Mi scappa da ridere. Ci ho pensato davvero? E davvero ci ho pensato senza accompagnarlo con un senso di rabbia? Davvero lei ormai non è altro che questo? Non c’è più amore in me per lei, né odio, né rancore. Solo ricordi conditi di nulla.

C’è un’altra cosa che ha sempre funzionato per sciogliere la tensione. Vado in fretta all’open bar e chiedo due Vodka-tonic. Li afferro entrambi e vado fuori. Incrocio MJ, che è rientrato in vista della sua prossima esibizione. Sono da solo. L’aria è fresca, ma un velo di umidità la rende più pesante. Sento l’erba crepitare sotto la suola delle scarpe mentre mi incammino verso uno degli alberi. Mi siedo accanto alle radici, incrocio le gambe e butto giù il primo vodka-tonic come fosse acqua liscia. Lo stomaco mi brucia per la botta improvvisa. Scivolo con la schiena appoggiata lungo il tronco finché non ho una buona visuale del cielo.
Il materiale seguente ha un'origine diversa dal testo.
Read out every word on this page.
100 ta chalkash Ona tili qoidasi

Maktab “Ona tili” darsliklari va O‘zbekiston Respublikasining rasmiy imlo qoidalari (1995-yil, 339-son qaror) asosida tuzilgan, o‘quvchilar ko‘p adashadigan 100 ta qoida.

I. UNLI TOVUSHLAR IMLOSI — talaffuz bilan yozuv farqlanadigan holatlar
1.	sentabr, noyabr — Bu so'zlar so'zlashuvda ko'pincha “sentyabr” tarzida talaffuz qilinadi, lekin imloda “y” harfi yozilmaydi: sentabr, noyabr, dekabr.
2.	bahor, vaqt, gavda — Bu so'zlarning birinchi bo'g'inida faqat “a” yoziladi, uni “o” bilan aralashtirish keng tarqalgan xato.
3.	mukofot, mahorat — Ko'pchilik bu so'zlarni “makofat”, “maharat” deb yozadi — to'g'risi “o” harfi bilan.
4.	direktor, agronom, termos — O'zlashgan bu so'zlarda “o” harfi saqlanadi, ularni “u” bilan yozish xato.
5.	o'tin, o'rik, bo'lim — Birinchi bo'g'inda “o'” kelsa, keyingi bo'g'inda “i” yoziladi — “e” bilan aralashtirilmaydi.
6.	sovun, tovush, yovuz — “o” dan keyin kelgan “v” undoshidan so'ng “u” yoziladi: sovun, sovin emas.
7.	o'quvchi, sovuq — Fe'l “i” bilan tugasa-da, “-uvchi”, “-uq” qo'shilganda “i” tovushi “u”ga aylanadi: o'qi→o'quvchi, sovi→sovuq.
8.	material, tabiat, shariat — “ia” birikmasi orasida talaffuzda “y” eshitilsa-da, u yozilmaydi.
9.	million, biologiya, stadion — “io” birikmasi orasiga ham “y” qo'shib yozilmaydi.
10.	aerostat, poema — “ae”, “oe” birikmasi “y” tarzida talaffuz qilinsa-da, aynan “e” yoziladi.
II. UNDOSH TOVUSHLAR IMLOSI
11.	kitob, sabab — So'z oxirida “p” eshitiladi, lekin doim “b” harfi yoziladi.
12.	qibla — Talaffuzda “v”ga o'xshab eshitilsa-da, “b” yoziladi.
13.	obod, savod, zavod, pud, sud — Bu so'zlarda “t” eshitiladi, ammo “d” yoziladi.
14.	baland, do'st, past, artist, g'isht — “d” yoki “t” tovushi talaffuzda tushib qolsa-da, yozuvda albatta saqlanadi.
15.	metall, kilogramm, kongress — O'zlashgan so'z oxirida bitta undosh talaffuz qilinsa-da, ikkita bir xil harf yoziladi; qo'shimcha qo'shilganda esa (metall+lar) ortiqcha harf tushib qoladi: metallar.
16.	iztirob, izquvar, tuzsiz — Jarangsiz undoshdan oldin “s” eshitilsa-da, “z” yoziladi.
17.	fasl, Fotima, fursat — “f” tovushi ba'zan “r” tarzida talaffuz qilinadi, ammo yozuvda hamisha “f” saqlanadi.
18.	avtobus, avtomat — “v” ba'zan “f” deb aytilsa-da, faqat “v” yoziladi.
Porto alle labbra il secondo bicchiere e lo sorseggio piano, fissando il telo blu della notte. Peccato che di stelle se ne vedano poche, c’è qualche nuvola che disturba lo spettacolo. Il bruciore allo stomaco viene sostituito da una piacevole sensazione di calore che dall’ombelico si dirama al resto del corpo. La testa si fa meno pesante e l’ansia sembra solo un lontano ricordo. La vodka a stomaco vuoto è sempre stata meglio di una camomilla!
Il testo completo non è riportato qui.